Erik Johnson, a senior U.S. economist for IHS Global in Lexington, Massachusetts, agrees. “Maybe we’re plateauing a bit in terms of the kind of gains we could get” out of digital technology advances, he said. In addition, lackluster demand and fiscal policy uncertainty mean “large capital projects that massively help supply chains and efficiency within companies have gone to the backburner.”
As a result, productivity is languishing, and Johnson projects it will increase 0.5% this year. He forecasts it will “slowly drift up” to an average 1.6% increase in the next 10 years.
That is still well short of recent history. From 1996 through 2004, worker output per hour rose 3.1% a year on average, according to figures from the Labor Department.
The plunge in prices of computing equipment during that time “gave companies the incentive to invest,” said Stephen Oliner, a resident scholar at the American Enterprise Institute in Washington and an economist at the Federal Reserve Board from 1984 to 2011.
In addition, semiconductor manufacturing was in a phase of rapid innovation, and the marriage of computers and communication technology lifted efficiency, he said.

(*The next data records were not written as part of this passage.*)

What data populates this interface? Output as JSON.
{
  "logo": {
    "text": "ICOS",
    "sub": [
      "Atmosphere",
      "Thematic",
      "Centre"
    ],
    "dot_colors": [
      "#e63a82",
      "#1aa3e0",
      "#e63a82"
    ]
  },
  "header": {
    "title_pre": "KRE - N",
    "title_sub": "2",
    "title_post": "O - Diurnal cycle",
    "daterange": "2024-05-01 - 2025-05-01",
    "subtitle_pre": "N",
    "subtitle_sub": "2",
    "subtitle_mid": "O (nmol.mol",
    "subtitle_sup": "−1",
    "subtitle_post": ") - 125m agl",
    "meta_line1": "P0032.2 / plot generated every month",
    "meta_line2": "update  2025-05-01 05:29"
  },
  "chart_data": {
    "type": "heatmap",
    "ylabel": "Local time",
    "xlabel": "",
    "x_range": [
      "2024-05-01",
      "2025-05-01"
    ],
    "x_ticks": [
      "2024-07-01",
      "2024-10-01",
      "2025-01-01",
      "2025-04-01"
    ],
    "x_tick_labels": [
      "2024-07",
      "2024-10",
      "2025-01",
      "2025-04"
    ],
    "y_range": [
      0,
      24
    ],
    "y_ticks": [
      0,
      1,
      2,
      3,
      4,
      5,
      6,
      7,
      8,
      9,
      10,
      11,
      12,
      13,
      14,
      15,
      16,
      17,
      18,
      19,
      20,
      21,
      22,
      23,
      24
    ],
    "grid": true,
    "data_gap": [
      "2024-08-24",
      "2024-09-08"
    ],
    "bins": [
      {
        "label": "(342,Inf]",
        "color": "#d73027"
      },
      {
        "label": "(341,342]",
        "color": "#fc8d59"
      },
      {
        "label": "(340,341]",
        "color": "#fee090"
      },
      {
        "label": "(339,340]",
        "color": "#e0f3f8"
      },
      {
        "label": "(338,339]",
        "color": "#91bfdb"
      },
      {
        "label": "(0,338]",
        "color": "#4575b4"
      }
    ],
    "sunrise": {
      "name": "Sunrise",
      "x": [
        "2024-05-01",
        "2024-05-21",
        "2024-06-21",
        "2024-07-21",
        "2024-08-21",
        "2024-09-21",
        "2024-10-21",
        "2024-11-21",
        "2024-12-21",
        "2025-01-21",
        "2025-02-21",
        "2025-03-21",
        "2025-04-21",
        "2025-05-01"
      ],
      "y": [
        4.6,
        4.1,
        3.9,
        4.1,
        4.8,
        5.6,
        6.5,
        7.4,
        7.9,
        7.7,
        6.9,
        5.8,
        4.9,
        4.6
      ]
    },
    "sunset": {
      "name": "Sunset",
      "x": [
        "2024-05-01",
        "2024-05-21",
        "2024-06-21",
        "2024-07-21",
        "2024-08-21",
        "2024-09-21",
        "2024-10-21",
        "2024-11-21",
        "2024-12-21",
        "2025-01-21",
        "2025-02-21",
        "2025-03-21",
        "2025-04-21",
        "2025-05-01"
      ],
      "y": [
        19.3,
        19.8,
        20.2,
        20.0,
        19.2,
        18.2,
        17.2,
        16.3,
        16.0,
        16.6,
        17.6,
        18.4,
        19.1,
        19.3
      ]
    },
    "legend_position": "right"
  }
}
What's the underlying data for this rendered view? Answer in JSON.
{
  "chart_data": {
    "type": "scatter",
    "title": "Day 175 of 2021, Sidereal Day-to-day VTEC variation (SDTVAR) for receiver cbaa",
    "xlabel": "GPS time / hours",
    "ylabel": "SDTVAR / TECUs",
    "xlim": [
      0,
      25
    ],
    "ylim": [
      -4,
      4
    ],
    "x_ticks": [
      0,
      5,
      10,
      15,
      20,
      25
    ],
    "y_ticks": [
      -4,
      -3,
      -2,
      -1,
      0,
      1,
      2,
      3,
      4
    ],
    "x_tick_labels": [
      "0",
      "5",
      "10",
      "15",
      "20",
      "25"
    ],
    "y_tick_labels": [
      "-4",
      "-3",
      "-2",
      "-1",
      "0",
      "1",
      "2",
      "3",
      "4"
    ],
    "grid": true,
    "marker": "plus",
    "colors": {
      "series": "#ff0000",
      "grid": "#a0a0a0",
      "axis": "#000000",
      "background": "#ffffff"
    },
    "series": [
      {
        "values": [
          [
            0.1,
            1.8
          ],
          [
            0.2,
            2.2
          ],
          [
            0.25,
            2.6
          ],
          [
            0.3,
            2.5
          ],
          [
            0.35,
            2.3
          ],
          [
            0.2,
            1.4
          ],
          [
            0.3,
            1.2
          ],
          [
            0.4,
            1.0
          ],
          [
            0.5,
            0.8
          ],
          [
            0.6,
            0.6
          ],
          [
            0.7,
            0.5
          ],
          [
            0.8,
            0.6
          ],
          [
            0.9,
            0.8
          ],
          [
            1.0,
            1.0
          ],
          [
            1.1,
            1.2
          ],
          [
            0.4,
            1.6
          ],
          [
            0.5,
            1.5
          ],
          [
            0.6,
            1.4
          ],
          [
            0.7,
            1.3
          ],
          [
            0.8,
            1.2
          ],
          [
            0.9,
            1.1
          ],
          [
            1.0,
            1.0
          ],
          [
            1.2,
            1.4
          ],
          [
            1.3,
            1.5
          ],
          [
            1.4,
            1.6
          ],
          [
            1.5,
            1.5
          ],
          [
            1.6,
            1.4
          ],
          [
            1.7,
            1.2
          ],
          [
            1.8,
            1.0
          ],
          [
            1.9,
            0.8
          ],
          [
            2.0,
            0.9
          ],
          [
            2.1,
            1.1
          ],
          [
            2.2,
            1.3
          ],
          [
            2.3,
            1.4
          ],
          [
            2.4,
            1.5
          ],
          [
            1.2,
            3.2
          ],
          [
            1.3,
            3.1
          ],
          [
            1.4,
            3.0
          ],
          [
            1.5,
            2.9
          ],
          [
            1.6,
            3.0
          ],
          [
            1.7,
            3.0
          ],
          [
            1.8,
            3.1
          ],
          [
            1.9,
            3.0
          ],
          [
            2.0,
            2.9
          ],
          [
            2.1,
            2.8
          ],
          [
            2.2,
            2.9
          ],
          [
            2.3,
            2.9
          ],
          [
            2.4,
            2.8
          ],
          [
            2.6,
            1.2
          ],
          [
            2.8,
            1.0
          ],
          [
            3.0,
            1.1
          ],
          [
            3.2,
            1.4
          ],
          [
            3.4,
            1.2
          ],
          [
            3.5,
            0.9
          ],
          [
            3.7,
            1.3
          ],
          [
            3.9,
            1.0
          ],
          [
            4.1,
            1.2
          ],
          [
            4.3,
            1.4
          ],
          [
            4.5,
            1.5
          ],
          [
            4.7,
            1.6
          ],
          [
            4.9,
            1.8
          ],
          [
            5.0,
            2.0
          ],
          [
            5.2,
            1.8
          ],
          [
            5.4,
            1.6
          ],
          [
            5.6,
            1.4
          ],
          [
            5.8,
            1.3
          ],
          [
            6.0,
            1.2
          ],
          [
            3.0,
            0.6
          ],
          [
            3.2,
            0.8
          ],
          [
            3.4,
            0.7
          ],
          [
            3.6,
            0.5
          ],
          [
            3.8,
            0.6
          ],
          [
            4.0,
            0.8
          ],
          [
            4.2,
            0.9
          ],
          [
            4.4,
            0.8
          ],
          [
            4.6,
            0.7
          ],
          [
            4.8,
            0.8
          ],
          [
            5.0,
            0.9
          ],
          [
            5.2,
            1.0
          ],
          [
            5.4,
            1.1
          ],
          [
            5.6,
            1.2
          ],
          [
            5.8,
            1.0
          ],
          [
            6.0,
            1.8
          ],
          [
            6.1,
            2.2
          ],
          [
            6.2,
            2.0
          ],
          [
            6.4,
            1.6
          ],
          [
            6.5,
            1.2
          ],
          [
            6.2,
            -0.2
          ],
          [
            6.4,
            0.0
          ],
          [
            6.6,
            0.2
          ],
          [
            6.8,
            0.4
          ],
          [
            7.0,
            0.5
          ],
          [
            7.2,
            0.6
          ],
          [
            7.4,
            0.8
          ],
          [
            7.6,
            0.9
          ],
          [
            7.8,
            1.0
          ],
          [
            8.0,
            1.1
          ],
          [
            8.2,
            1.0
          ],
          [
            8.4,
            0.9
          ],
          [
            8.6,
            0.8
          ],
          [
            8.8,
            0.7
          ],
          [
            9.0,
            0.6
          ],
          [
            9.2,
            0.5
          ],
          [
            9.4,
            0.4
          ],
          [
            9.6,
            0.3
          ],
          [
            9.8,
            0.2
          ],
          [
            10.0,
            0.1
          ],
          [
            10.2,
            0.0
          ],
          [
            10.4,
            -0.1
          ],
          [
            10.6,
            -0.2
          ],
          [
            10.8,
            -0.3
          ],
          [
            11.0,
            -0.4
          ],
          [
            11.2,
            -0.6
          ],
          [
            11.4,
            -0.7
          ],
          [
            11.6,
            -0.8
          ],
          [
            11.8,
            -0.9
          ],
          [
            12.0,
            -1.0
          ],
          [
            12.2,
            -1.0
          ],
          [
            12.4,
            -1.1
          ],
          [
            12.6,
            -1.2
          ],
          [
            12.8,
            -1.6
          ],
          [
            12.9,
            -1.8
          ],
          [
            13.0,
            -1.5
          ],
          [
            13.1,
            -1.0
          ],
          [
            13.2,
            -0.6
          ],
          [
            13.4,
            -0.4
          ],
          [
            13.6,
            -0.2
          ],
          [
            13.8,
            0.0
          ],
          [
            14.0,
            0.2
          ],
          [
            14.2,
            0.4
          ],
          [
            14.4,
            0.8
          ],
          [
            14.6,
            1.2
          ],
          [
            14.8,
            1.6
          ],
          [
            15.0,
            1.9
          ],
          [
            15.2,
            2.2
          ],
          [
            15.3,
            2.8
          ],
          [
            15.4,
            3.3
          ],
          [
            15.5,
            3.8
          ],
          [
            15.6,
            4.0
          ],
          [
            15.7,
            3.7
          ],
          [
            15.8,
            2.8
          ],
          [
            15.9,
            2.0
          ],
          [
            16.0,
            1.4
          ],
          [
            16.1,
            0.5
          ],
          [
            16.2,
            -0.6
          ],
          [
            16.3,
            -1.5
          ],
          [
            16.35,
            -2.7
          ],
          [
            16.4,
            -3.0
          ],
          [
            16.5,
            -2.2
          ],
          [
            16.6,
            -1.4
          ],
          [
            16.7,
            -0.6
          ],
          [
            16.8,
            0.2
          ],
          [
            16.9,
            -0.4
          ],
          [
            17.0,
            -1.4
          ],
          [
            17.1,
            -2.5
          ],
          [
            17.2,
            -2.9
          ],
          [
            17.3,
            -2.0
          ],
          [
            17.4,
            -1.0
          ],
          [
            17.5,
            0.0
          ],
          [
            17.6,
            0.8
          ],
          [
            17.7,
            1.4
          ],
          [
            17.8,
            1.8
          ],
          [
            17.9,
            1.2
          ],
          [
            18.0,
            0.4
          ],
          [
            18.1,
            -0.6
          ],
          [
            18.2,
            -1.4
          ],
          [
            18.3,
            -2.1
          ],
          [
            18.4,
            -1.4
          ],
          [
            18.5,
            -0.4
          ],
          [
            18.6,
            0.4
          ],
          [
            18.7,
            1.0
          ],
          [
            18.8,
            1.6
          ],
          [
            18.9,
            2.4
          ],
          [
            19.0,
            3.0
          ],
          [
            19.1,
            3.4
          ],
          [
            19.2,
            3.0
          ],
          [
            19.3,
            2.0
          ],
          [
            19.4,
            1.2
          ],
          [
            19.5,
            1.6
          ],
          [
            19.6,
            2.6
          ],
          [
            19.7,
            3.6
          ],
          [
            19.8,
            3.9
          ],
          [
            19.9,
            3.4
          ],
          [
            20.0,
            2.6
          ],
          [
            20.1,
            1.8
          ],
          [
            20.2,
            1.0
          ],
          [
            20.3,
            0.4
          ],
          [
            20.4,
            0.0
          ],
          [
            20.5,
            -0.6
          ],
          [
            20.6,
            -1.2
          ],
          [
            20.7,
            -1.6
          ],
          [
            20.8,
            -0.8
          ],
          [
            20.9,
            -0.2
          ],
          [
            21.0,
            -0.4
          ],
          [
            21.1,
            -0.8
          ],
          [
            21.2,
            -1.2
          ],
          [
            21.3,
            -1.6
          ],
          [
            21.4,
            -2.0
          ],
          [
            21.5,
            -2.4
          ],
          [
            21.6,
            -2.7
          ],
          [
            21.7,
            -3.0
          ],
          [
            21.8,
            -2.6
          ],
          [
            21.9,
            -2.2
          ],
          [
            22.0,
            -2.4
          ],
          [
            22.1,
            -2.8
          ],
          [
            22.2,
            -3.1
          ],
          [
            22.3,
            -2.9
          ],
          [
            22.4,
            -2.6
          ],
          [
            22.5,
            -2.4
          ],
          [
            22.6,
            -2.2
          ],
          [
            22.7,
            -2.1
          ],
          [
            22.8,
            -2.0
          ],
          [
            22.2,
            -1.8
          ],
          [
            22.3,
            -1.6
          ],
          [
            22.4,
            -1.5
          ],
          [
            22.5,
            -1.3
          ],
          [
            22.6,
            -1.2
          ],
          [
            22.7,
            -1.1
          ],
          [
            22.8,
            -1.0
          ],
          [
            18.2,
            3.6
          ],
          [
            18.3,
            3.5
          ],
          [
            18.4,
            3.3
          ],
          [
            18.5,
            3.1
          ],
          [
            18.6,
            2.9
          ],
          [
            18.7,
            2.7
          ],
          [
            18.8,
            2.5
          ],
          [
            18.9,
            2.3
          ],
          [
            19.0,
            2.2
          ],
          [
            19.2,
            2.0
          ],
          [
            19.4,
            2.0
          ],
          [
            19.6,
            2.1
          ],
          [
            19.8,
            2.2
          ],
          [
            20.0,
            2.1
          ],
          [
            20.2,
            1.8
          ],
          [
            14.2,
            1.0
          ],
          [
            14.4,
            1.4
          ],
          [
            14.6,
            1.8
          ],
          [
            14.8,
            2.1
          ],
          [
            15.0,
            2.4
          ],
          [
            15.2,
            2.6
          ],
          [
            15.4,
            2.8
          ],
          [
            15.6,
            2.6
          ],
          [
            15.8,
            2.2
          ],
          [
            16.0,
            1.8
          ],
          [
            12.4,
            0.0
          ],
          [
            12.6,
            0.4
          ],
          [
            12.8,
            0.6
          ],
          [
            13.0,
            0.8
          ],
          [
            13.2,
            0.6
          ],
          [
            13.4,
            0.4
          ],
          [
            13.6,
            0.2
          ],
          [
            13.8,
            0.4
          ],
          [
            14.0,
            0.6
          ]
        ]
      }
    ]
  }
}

Since 2004, productivity growth waned because computer prices declined at a less rapid pace and the most-productive applications of the Internet revolution were already in practice, said Oliner. More recently, funding for risky ventures that drive innovation has been scarce and companies that do have the money to spend are less willing to take chances, he said.
At the same time, Oliner says innovations in chip production are generating advances, and areas such as cloud computing may eventually reignite productivity gains.
“I don’t think it’s over,” said Oliner, who advised former Fed Chairman Alan Greenspan on productivity. “Semiconductor technology, the key driver of improvements in IT equipment, is still progressing at a rapid rate. We could have a second wave of IT-based productivity enhancement.”